At discharge, victims of venomous snakebite should be warned about signs and symptoms of wound infection and serum sickness as well as other potential long-term sequelae, such as pituitary insufficiency in Russell's viper (D. russelii) bites. If the victim had evidence of coagulopathy early on, this abnormality can recur during the first 2–3 weeks after the bite.
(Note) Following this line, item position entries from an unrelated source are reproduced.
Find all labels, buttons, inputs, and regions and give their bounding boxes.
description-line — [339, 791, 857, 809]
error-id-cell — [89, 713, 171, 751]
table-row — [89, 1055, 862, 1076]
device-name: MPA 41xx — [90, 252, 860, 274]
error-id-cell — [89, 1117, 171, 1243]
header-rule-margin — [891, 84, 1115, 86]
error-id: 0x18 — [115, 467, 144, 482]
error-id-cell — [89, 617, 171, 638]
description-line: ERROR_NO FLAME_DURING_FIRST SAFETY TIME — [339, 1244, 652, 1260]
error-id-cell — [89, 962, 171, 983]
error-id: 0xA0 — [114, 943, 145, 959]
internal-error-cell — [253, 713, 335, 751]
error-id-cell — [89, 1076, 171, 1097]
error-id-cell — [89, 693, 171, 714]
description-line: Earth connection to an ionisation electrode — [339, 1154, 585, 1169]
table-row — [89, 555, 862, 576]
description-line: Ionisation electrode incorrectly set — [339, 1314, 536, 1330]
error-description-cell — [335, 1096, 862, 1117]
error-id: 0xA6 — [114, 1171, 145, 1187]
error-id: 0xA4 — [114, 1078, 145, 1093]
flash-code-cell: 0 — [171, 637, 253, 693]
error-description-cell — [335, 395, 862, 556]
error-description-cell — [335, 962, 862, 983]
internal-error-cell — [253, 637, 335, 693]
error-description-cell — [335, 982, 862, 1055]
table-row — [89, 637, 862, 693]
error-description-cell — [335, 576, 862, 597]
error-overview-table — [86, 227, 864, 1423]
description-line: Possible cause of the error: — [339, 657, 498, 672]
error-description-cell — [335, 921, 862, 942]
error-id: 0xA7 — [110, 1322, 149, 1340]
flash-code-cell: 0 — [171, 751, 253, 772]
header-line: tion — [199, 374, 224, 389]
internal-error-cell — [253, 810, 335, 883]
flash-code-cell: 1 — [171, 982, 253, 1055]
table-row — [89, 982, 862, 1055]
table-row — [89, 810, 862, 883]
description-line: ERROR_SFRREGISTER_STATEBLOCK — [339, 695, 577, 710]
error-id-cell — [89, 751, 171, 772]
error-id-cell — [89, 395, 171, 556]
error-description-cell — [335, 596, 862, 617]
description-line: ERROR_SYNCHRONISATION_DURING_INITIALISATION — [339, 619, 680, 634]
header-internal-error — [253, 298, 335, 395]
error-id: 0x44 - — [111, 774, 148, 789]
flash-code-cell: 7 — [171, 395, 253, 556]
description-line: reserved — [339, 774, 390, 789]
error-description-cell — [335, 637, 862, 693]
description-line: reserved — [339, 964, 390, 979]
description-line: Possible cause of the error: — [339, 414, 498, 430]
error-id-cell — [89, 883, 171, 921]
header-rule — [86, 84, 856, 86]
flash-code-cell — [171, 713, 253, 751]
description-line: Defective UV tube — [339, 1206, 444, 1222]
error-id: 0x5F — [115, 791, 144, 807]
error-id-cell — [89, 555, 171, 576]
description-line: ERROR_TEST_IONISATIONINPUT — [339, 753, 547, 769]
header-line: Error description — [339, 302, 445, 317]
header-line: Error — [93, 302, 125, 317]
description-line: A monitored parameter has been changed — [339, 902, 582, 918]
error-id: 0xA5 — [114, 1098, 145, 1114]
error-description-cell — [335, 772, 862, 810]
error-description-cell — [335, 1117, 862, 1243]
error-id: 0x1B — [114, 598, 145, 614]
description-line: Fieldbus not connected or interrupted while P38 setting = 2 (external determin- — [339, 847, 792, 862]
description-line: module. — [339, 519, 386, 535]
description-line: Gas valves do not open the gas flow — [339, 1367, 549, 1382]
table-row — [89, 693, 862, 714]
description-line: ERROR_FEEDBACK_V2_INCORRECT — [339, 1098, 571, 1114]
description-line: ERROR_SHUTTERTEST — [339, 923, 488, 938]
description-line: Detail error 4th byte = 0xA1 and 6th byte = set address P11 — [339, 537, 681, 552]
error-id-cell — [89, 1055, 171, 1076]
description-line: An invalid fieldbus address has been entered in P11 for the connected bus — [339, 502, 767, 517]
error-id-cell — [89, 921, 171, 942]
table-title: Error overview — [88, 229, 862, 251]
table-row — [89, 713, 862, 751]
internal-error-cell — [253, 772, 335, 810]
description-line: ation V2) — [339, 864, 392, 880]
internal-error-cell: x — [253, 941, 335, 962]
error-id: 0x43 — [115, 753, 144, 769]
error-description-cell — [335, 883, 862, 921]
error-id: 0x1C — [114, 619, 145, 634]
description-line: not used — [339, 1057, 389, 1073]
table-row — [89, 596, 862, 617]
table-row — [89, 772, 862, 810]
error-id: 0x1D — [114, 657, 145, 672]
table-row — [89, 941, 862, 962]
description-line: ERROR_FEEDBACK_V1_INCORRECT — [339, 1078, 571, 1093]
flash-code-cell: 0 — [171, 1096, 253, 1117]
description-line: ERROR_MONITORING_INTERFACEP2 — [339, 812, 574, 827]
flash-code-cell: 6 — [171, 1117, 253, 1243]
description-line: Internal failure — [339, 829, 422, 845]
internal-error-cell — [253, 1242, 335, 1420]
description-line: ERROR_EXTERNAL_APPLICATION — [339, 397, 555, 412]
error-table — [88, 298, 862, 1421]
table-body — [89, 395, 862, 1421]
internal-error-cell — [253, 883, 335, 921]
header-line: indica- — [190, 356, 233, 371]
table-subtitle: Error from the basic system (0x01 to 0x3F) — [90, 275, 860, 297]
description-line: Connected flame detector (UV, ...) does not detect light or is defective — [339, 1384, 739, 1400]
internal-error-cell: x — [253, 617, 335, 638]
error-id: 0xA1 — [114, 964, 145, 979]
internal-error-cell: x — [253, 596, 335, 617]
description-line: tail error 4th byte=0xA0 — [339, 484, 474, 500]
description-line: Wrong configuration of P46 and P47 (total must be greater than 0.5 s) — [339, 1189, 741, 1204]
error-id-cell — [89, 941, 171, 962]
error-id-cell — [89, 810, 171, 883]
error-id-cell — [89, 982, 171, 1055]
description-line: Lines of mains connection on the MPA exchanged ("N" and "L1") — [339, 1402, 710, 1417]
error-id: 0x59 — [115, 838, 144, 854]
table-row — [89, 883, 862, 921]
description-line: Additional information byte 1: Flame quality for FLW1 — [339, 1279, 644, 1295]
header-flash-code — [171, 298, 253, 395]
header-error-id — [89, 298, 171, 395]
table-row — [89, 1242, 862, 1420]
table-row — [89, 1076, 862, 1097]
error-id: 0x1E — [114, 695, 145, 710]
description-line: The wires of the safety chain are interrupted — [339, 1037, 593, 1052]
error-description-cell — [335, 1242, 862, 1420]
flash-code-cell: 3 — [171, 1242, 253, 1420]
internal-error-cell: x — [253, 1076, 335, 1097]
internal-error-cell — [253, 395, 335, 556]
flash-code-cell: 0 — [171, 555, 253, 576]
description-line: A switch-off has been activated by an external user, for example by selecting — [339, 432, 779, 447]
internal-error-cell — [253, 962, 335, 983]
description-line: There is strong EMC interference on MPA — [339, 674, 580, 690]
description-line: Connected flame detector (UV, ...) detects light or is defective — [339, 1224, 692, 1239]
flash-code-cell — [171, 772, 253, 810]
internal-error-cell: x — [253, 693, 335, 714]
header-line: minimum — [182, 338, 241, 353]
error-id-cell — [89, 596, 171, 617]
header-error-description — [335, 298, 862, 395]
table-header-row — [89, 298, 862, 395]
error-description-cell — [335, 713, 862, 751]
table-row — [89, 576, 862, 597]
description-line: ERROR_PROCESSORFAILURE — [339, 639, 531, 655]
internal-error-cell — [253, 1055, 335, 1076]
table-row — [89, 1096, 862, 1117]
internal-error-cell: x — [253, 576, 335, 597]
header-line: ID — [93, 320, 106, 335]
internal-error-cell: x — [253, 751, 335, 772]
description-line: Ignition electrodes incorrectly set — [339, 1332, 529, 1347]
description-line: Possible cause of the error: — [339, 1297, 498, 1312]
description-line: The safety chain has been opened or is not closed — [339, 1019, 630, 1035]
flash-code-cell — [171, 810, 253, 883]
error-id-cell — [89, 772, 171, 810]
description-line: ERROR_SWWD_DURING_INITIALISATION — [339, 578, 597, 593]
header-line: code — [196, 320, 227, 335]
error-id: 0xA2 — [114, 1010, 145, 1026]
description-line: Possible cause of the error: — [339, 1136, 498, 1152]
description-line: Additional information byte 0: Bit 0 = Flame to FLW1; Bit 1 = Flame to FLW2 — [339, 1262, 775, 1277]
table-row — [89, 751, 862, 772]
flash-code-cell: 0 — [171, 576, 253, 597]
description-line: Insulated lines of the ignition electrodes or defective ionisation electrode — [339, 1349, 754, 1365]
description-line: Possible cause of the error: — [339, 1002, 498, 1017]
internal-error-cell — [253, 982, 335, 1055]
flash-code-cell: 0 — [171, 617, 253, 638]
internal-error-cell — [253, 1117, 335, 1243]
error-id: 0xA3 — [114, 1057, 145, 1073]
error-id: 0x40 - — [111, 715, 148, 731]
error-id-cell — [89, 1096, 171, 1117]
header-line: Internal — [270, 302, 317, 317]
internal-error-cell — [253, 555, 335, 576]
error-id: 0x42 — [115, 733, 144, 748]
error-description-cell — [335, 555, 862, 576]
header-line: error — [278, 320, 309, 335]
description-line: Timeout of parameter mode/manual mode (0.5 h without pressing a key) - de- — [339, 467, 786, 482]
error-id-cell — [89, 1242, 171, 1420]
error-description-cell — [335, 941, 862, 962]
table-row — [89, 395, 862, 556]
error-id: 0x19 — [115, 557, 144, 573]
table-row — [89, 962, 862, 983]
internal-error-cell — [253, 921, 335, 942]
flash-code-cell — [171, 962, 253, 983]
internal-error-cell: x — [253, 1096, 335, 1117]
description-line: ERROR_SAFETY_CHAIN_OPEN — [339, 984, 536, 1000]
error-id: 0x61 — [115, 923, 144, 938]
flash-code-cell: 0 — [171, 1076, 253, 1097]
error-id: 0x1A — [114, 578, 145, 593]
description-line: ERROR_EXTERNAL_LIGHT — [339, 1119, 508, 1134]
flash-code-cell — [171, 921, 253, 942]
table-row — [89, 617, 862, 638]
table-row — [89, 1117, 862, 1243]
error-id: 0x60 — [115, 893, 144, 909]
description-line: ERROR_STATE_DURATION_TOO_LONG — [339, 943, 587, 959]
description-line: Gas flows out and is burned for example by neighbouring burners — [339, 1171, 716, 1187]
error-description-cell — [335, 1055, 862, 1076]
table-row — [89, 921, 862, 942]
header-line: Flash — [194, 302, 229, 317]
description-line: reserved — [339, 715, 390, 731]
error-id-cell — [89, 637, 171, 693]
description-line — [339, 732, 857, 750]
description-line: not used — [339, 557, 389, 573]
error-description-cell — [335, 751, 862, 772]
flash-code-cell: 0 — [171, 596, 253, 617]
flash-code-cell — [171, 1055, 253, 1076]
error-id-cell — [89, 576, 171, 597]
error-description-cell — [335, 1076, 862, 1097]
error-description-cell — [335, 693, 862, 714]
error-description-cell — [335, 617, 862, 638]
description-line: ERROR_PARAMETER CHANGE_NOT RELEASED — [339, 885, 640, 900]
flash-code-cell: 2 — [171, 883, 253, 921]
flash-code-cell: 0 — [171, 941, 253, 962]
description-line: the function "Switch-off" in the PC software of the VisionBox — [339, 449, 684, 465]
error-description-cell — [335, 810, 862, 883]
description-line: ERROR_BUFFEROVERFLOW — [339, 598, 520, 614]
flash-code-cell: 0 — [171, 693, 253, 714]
Such victims should be warned to avoid elective surgery or activities posing a high risk of trauma during this period. Outpatient analgesic treatment and physical therapy should be continued.
In the event of serum sickness (fever, chills, urticaria, myalgias, arthralgias, and possibly renal or neurologic dysfunction developing 1–2 weeks after antivenom administration), the victim should be treated with systemic glucocorticoids (e.g., oral prednisone, 1–2 mg/kg daily) until all findings resolve, at which point the dose is tapered over 1–2 weeks. Oral antihistamines (e.g., diphenhydramine in standard doses) provide additional relief of symptoms.
Morbidity and Mortality
The overall mortality rates for venomous snakebite are low in areas with rapid access to medical care and appropriate antivenoms. In the United States, for example, the mortality rate is <1%>
The incidence of morbidity—defined as permanent functional loss in a bitten extremity—is difficult to estimate but is substantial. Morbidity may be due to muscle, nerve, or vascular injury or to scar contracture. In the United States, such loss tends to be more common and severe after rattlesnake bites than after bites by copperheads (Agkistrodon contortrix) or water moccasins (A. piscivorus).